Er legte den Hörer auf, warf ärgerlich den Bleistift auf den mit Rechnungen und Aufträgen und Bestellungen überladenen Schreib­tisch, griff mit der verkrüppelten rechten Hand ungelenk nach der Tasse lauwarmen Kaffees und schüttelte entnervt den geröteten, stoppeligen blonden Schädel, in dem unablässig tausend Hämmer auf tausend Ambossen zerschellten. Dumme Menschen! Es waren dumme stupide arrogante blasierte degenerierte Arschlöcher, und er hatte sie am Hals, musste sich tagtäglich mit ihren zum Kotzen aufge­blasenen Angelegenheiten abplagen. Eigentlich hatte er längst die Schnauze voll. Und draußen brach bereits die Dämmerung herein. Das Licht der Schreibtischlampe projizierte einen unförmigen verzerrten Schatten seines gedrungenen Körpers an die eintönige weiße Raufaserwand. Ankündigung bevorstehender Depressionen pochten an die Innenseite seiner Hirnrinde, die er wie stets mit hochgezogener Oberlippe lächelnd  würde ignorieren müssen.

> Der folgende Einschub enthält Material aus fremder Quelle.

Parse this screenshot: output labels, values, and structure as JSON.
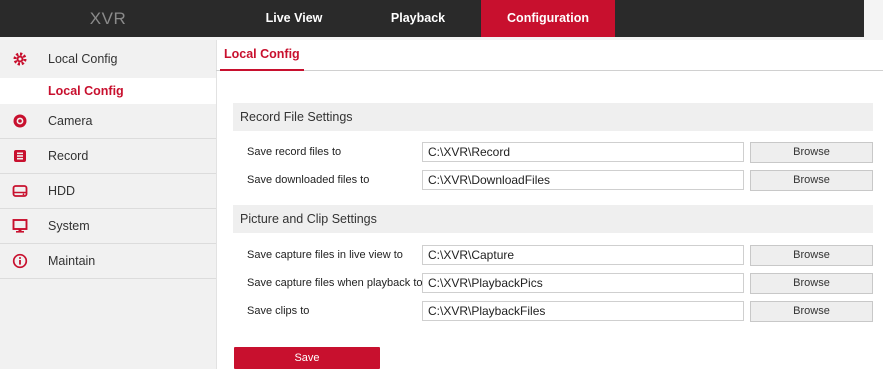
{
  "app": {
    "logo": "XVR"
  },
  "nav": {
    "tabs": [
      {
        "label": "Live View"
      },
      {
        "label": "Playback"
      },
      {
        "label": "Configuration",
        "active": true
      }
    ]
  },
  "sidebar": {
    "items": [
      {
        "label": "Local Config",
        "icon": "gear-icon"
      },
      {
        "label": "Camera",
        "icon": "camera-icon"
      },
      {
        "label": "Record",
        "icon": "record-icon"
      },
      {
        "label": "HDD",
        "icon": "hdd-icon"
      },
      {
        "label": "System",
        "icon": "monitor-icon"
      },
      {
        "label": "Maintain",
        "icon": "info-icon"
      }
    ],
    "sub_item": "Local Config"
  },
  "content": {
    "tab": "Local Config",
    "record_section": {
      "title": "Record File Settings",
      "rows": [
        {
          "label": "Save record files to",
          "value": "C:\\XVR\\Record",
          "button": "Browse"
        },
        {
          "label": "Save downloaded files to",
          "value": "C:\\XVR\\DownloadFiles",
          "button": "Browse"
        }
      ]
    },
    "picture_section": {
      "title": "Picture and Clip Settings",
      "rows": [
        {
          "label": "Save capture files in live view to",
          "value": "C:\\XVR\\Capture",
          "button": "Browse"
        },
        {
          "label": "Save capture files when playback to",
          "value": "C:\\XVR\\PlaybackPics",
          "button": "Browse"
        },
        {
          "label": "Save clips to",
          "value": "C:\\XVR\\PlaybackFiles",
          "button": "Browse"
        }
      ]
    },
    "save_label": "Save"
  },
  "colors": {
    "accent": "#c8102e",
    "topbar": "#2a2a2a",
    "sidebar_bg": "#f1f1f1"
  }
}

Er ist Rechts-wie-Linkshänder, und somit gewissermaßen unantastbar, was motorische Synchronizität anbelangte: Was der rechten Hirnhälfte Schmerzen bereitete, tat auf der anderen Seite noch lange nicht weh.

Seveso schloss die Tür seines Büros bei `Häcker und Koch’ ab und ließ den Gas-Wasser-Installationsservice, den er in diesem Teilbereich als Sachbearbeiter selbständig bearbeitete, für diesen Tag hinter sich, versuchte den Mitarbeiter, Kollegen, Installateur, den Servicemann, den Dienstleister zu ignorieren, auszulöschen für den Moment, abzuhaken.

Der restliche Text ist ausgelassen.